Most of you these days will focus on one or more of the three key metrics when it comes to performance: First Contentful Paint (is it happening), First Meaningful Paint (is it useful), and Time to Interactive (can I use it?). Those have paved the way for three new metrics that will are worth looking at
- Largest Contentful Paint (LCP)
- Total Blocking Time (TBT)
- Cumulative Layout Shift (CLS)
This article from Milica on Calibre will show why it matters and how you can measure them.
If you’re wondering what Netlify is like might be like to switch over to you can follow David’s journey coming over from WordPress.
Maximiliano Firtman takes you through the current state of PWA’s in 2020. I’m not sure if I’m in the minority, but I’m surprised that PWA’s haven’t become more of a thing (or maybe I’m just not aware of their growing stature). One thing I did see this week thanks to Al Cattell was glideapps.com, now that is something web based that is very app like.

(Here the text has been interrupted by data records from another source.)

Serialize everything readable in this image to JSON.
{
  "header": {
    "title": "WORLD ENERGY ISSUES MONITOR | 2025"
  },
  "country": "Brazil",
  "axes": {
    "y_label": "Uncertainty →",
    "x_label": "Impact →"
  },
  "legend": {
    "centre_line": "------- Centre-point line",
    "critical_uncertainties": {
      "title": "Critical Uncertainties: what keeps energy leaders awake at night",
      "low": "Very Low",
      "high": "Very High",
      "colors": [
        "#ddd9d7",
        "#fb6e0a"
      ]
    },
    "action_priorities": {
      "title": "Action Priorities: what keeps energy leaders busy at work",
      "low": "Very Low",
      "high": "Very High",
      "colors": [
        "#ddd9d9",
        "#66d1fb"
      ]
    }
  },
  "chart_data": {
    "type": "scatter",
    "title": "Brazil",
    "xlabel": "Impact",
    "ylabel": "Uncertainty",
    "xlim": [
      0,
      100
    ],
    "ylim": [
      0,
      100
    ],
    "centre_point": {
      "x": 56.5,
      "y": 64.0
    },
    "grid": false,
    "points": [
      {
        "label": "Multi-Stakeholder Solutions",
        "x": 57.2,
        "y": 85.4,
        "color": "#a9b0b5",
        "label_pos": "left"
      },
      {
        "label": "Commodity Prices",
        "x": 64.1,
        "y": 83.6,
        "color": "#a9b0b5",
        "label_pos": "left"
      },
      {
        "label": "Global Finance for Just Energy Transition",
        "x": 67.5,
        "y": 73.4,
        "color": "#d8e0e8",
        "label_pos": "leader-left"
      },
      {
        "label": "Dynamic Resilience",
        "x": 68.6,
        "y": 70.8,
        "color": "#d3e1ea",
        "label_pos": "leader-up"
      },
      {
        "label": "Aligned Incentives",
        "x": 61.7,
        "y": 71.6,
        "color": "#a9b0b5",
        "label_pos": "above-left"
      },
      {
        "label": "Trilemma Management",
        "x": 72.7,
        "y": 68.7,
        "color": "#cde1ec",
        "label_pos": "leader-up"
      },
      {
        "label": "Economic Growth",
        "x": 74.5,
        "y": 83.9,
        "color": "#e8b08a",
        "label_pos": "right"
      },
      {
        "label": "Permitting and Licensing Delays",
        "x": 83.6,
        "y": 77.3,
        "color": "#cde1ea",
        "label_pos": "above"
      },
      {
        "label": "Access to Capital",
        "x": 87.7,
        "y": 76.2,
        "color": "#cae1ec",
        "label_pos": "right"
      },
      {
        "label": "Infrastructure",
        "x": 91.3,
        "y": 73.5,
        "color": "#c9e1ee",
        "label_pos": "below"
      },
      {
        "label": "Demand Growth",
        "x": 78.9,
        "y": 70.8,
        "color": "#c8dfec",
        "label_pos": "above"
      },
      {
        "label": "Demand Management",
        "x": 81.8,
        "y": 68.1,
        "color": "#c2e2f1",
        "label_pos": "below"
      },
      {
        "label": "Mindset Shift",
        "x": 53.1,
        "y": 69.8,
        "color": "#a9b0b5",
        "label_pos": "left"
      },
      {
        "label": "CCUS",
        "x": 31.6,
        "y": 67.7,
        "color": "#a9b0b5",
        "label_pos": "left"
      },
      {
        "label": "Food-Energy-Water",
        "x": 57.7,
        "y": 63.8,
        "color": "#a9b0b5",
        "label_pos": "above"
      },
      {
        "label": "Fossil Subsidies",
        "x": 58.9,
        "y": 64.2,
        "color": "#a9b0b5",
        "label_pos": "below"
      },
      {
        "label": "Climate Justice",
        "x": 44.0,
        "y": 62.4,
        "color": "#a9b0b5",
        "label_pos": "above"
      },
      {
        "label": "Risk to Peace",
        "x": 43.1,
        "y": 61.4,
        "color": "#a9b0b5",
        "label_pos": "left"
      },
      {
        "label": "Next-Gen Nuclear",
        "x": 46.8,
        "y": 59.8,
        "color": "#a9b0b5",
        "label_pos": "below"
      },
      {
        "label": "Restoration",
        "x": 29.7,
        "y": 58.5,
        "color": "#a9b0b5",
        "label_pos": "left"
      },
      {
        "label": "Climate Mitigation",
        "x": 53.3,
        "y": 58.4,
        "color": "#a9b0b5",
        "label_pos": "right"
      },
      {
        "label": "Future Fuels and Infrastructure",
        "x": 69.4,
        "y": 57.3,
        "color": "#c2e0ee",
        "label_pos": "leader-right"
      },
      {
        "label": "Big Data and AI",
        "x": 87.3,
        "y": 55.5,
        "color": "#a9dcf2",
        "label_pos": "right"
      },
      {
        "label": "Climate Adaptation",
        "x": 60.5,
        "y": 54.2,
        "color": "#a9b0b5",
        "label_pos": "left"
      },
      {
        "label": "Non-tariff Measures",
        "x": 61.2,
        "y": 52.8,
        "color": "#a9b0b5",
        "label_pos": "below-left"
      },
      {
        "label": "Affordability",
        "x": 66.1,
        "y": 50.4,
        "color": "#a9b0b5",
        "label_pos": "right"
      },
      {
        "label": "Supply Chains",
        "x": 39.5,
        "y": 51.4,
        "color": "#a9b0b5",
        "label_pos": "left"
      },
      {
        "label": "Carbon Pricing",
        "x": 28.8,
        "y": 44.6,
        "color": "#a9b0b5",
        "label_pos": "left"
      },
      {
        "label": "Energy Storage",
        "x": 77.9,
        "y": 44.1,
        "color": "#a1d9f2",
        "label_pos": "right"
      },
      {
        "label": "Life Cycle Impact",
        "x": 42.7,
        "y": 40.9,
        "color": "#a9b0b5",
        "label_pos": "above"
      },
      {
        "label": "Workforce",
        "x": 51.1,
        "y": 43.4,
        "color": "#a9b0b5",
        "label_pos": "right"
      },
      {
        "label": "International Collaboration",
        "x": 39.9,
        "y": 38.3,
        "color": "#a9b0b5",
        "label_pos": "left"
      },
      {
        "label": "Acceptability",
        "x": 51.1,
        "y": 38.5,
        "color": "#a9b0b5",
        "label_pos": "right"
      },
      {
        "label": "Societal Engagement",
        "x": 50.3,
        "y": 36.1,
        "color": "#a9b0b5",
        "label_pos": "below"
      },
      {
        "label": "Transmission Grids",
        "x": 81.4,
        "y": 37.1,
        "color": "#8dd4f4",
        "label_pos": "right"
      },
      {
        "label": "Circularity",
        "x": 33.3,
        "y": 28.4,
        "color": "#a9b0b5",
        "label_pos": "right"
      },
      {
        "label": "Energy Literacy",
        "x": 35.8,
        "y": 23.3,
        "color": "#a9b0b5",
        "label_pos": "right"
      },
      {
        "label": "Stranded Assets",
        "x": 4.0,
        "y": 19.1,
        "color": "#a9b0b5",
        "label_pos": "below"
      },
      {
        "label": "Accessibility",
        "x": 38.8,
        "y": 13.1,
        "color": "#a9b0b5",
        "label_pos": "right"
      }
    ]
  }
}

The next time you start a web project try starting boring with just a text editor and browser. Hand write your HTML, CSS, and JS, no compiler. It will, of course, depend on what you’re building but it doesn’t always need to be complicated.
Microsoft Edge is now shipping with Chrome running it behind the scenes. For the first time in a long time a Microsoft browser is once again available on MacOS. I’ve installed it, tried it, and now I’m not likely to reopen it unless I need to debug something.
Designing an information architecture with input from multiple stakeholder groups can feel like a NASA-level effort. This article shares thoughts on how to keep things organised while working systematically.
There are truly thousands of ways to animate on the web. Sarah has covered a comparison of different animation technologies before, but today she’ll take you on a step-by-step guide to her favorite ways to get it done: using GreenSock.
The chances are you might need something else more specific to your needs, but for a starter without JS… this was just unheard of 5 years ago.
New year, new provider. If you’re looking to get off the Google train there are a number of great options here from Kyle.
This week in the ongoing series on CSS Grid, Rachel explains about Grid Lines and how we can go about positioning our content in the 2 dimensional space (vertically and horizontally).
A great tutorial on how to hide things on the web while still understanding their accessibility impacts. It covers everything from display: none; to visibility: hidden, it even has a pop at SVG clip path and transparent text with even more options.